Common Mistakes by Novice Investors
September 25, 2007 by Anne Mayhugh
Filed under Buying and Sellling
As our real estate market shifts to a buyer’s market, and first time homebuyer loans become less readily available, rental properties become more appealing. Like any other endeavor in life, it must be done correctly. This article is designed to help investors avoid the most costly mistakes.
First mistake- not having a plan. I’ve seen many gung ho investors decide to jump into buying investment properties with no plan for what to do with it once you own it. It may be a really great deal, but if you don’t have a plan for it, it is not the right deal for you. Don’t work backwards, first devise your strategy, then find the deals that fit your plan.

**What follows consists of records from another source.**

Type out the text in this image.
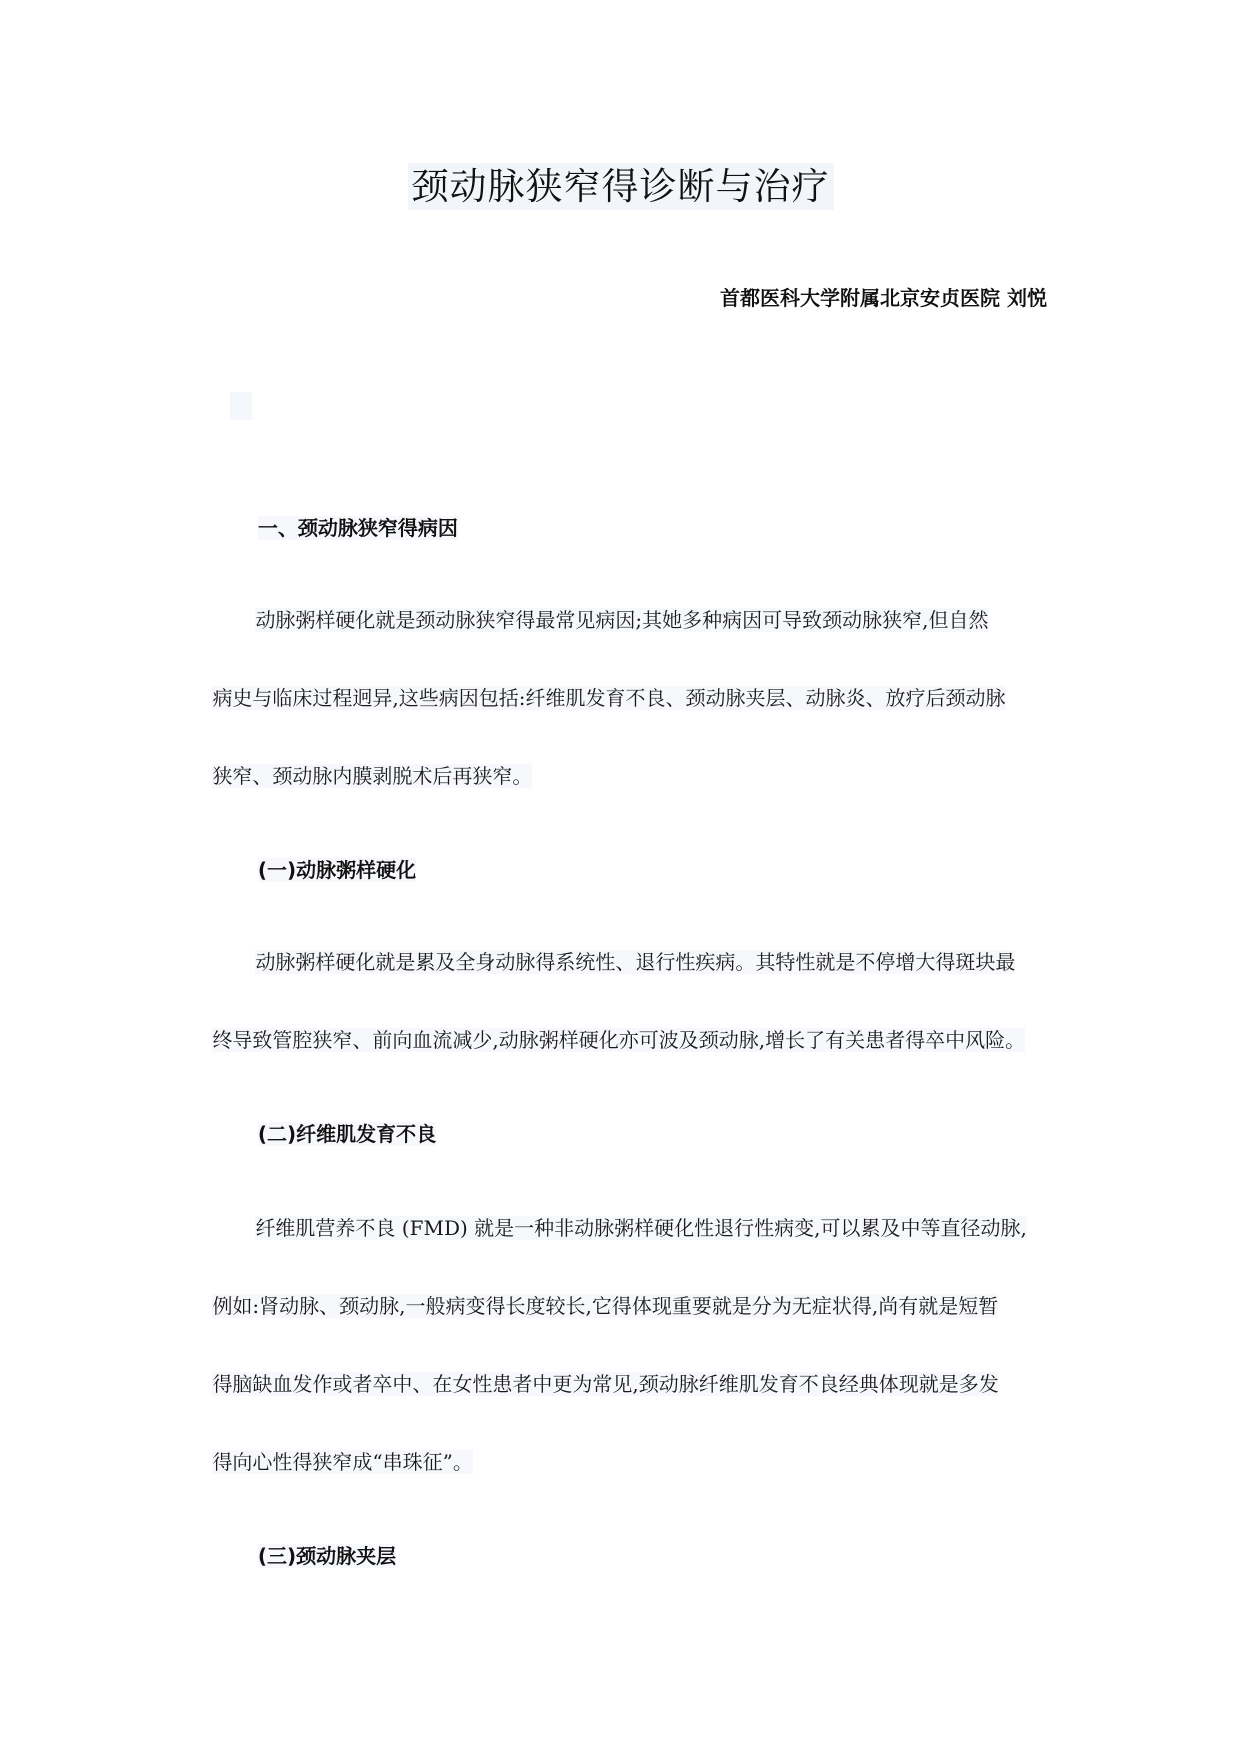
颈动脉狭窄得诊断与治疗
首都医科大学附属北京安贞医院 刘悦

一、颈动脉狭窄得病因

动脉粥样硬化就是颈动脉狭窄得最常见病因;其她多种病因可导致颈动脉狭窄,但自然

病史与临床过程迥异,这些病因包括:纤维肌发育不良、颈动脉夹层、动脉炎、放疗后颈动脉

狭窄、颈动脉内膜剥脱术后再狭窄。

(一)动脉粥样硬化

动脉粥样硬化就是累及全身动脉得系统性、退行性疾病。其特性就是不停增大得斑块最

终导致管腔狭窄、前向血流减少,动脉粥样硬化亦可波及颈动脉,增长了有关患者得卒中风险。

(二)纤维肌发育不良

纤维肌营养不良 (FMD) 就是一种非动脉粥样硬化性退行性病变,可以累及中等直径动脉,

例如:肾动脉、颈动脉,一般病变得长度较长,它得体现重要就是分为无症状得,尚有就是短暂

得脑缺血发作或者卒中、在女性患者中更为常见,颈动脉纤维肌发育不良经典体现就是多发

得向心性得狭窄成“串珠征”。

(三)颈动脉夹层
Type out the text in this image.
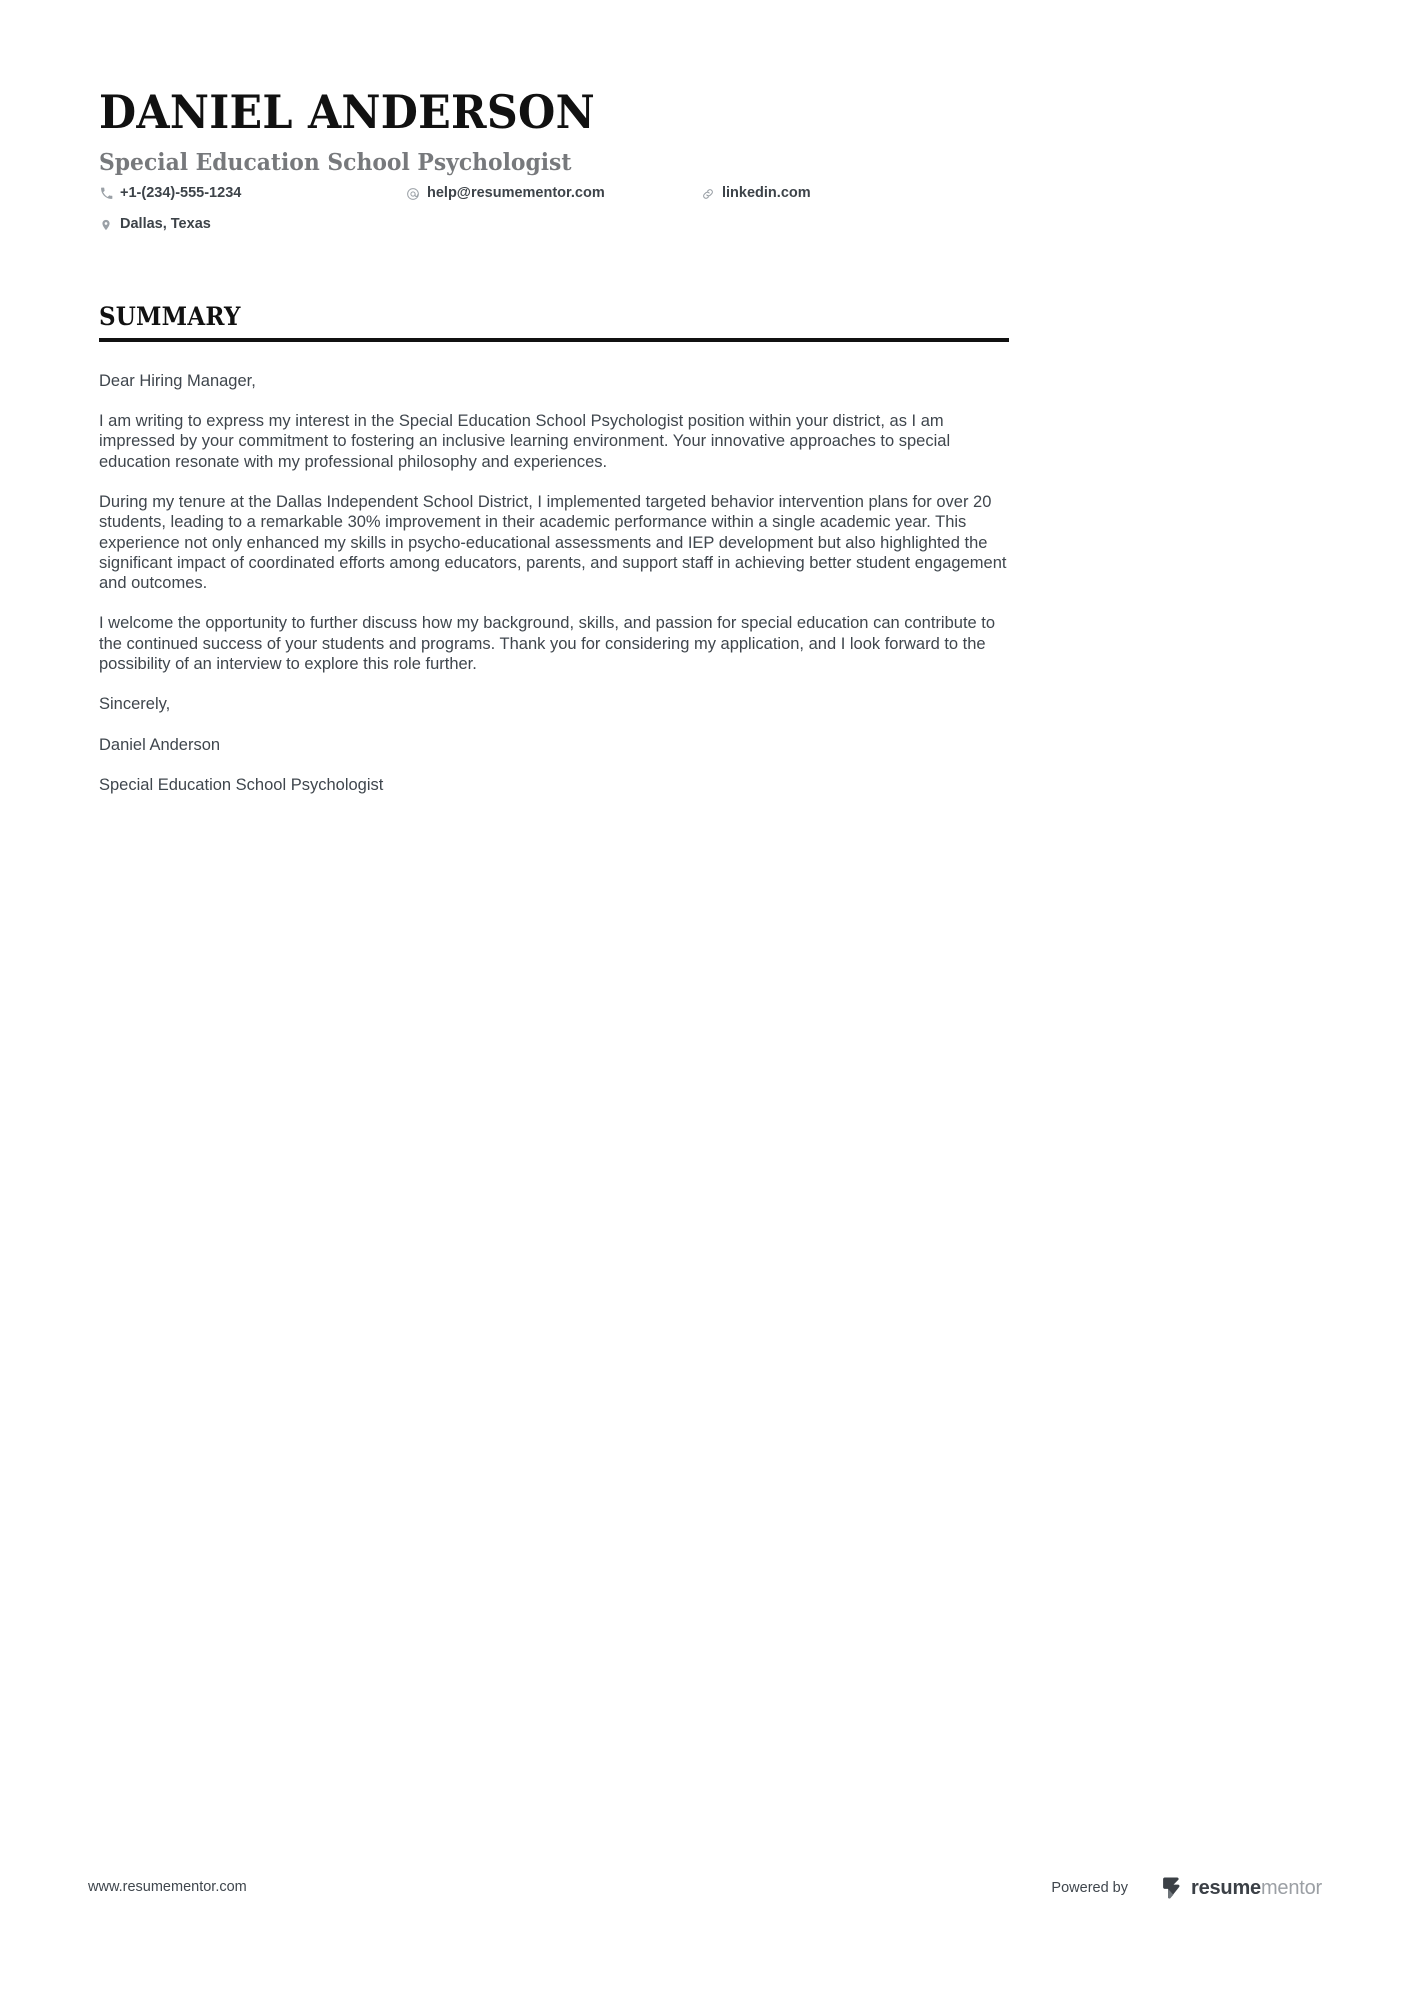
DANIEL ANDERSON
Special Education School Psychologist
+1-(234)-555-1234	help@resumementor.com	linkedin.com
Dallas, Texas
SUMMARY

Dear Hiring Manager,

I am writing to express my interest in the Special Education School Psychologist position within your district, as I am impressed by your commitment to fostering an inclusive learning environment. Your innovative approaches to special education resonate with my professional philosophy and experiences.

During my tenure at the Dallas Independent School District, I implemented targeted behavior intervention plans for over 20 students, leading to a remarkable 30% improvement in their academic performance within a single academic year. This experience not only enhanced my skills in psycho-educational assessments and IEP development but also highlighted the significant impact of coordinated efforts among educators, parents, and support staff in achieving better student engagement and outcomes.

I welcome the opportunity to further discuss how my background, skills, and passion for special education can contribute to the continued success of your students and programs. Thank you for considering my application, and I look forward to the possibility of an interview to explore this role further.

Sincerely,

Daniel Anderson

Special Education School Psychologist

www.resumementor.com	Powered by	resumementor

Second mistake-lack of knowlege. Once you have a plan, you must either learn your market, or hire a professional to help. The best investors know their market area so well that they can jump on the best deals on a moment’s notice. A true investor knows all their money is made up front, buying at the right price is the key. If you buy a property at tremendous discount, it will fit into any plan.
Third mistake-not having your finances lined up. Unless you are fortunate enough to have a wealth of cash, you need to have some resources available to fall back on. These can be a line of credit or a private lender. But it must be cash that is available immediately. You never want to lose a really profitable deal because you couldn’t get the cash today.